“Bon Voyage Stinky.”
The homemade poster was for Joshua Grozier, a freshman whose family gave him the nickname as a little boy, said his mother, Mary Beth Grozier of East Falmouth.
“We purposely didn't write 'Josh' because we didn't want to embarrass him,” Mary Beth Grozier said. “But he knows who he is.”
As generations of cadets before them, freshman students along with some sophomores and juniors embarked on MMA's annual sea term, a semester at sea that will take them from Buzzards Bay to New Orleans to Aruba and many places in between.
Several exotic locations are on the list of ports the cadets will visit during their scheduled 43 days at sea. But the mostly open-sea trip, which MMA requires all students to make, entails near-constant rigorous work generating electricity and maintaining all other facilities while attending classes onboard.
“There's a lot of work that goes to a village of 700 self-contained (cadets)”, said Adm. Richard Gurnon, the academy's president.
After coming aboard for 15 full sea terms and nine partial terms, Gurnon said experiencing the high seas this way fast-tracks cadets toward maturity.
Far from a cruise ship, the T.S. Kennedy was christened under the name Velma Lykes in 1968, when it was a freight boat. Since then, the ship was renovated into a floating classroom, complete with coffin-sized bunks where cadets sleep.
“The analogy is it's a 1968 Chevy pickup truck converted into a Winnebago,” Gurnon said.
Brian Grozier said while his son was excited for the journey, he was nervous about “the drudgery of the routine.”
“You're stripped of all your individuality,” Grozier said. “It's one big team.”
The grueling curriculum Ramon Espino will experience aboard the T.S. Kennedy doesn't worry his mom Juanita Espino of Oak Bluffs as much as the brief stints of free time at the four ports – one of which is New Orleans during Mardi Gras – where they will dock during the trip.
“Our kid just turned 18, so it's like, 'Please, no tattoos,'” Espino said of her freshman son.
Hundreds of family members and friends stood at the dock at MMA as cadets in their navy blue uniforms and fore and aft caps filed onto the several levels of the 540-foot ship, some standing at the rails, searching for loved ones.
Lori Bowen traveled from Boyertown, Pa., with her friend, Petra Leiby, to see off Bowen's son.
“I don't think he's nervous at all,” Bowen said, holding a homemade sign that read “Bon Voyage Stephen” and bore a construction paper cutout of the T.S. Kennedy. ?“He's just excited.”
As the ramp onto the ship was withdrawn, the Gibbons family of Sandwich held three poster boards that collectively read “Happy Birthday Rory.”
Karen Gibbons said the send-off for her son's second sea term coincided with the sophomore engineering major's 20th birthday.
“We said we're sending him off on a Caribbean cruise with 700 of his friends” for his birthday", Gibbons joked.

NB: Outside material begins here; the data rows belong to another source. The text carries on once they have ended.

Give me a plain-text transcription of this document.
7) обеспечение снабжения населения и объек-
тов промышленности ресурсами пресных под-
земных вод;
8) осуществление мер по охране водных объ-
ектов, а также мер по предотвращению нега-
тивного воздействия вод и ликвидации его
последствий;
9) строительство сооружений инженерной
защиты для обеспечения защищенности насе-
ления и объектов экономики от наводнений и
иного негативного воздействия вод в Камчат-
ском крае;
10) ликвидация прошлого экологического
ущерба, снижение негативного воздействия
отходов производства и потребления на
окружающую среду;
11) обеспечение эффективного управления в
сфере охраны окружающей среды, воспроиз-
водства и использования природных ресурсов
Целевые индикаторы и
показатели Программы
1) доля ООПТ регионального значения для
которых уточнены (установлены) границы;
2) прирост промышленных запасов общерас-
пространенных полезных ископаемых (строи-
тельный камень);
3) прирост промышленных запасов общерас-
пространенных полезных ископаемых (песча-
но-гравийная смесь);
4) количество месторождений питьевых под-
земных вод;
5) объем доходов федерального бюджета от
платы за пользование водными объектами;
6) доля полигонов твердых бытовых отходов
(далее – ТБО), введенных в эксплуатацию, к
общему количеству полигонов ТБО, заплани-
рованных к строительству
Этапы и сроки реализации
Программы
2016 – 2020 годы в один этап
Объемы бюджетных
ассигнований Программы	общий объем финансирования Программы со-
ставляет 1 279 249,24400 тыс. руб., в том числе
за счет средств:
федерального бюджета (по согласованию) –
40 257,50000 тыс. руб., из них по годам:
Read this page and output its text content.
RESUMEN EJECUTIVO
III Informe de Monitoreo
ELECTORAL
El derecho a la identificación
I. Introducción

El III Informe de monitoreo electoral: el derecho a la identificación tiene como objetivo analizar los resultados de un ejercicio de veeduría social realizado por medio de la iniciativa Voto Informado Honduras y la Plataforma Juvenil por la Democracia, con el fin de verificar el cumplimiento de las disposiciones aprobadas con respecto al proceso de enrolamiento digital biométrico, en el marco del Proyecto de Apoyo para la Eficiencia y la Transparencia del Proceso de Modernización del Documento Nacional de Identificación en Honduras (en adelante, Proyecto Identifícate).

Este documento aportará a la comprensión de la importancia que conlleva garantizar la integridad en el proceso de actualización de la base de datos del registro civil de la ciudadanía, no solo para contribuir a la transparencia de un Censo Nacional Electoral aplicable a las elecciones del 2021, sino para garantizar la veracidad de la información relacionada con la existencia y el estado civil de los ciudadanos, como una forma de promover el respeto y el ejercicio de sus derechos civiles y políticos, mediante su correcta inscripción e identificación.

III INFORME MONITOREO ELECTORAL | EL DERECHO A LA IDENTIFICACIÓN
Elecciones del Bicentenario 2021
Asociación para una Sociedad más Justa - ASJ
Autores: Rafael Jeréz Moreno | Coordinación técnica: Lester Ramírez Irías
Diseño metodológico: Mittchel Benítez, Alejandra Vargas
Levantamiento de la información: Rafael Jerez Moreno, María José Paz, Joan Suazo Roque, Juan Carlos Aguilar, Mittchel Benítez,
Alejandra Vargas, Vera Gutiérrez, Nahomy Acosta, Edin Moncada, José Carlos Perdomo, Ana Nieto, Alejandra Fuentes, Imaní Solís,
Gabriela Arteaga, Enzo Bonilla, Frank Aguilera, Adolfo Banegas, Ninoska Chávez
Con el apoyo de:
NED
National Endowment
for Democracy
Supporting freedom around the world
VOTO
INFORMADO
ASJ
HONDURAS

The three horn blasts from the ship were met with cheers and dampened eyes from those standing on dry land.
As the ship began pulling away from the port, many followed its path on foot, waving as if catching up with a parade float.
When the cadets return to Buzzards Bay and finish the term on Feb. 26, Gurnon said, their growth will likely be apparent.
“The true benefit to this is you grow up,” he said.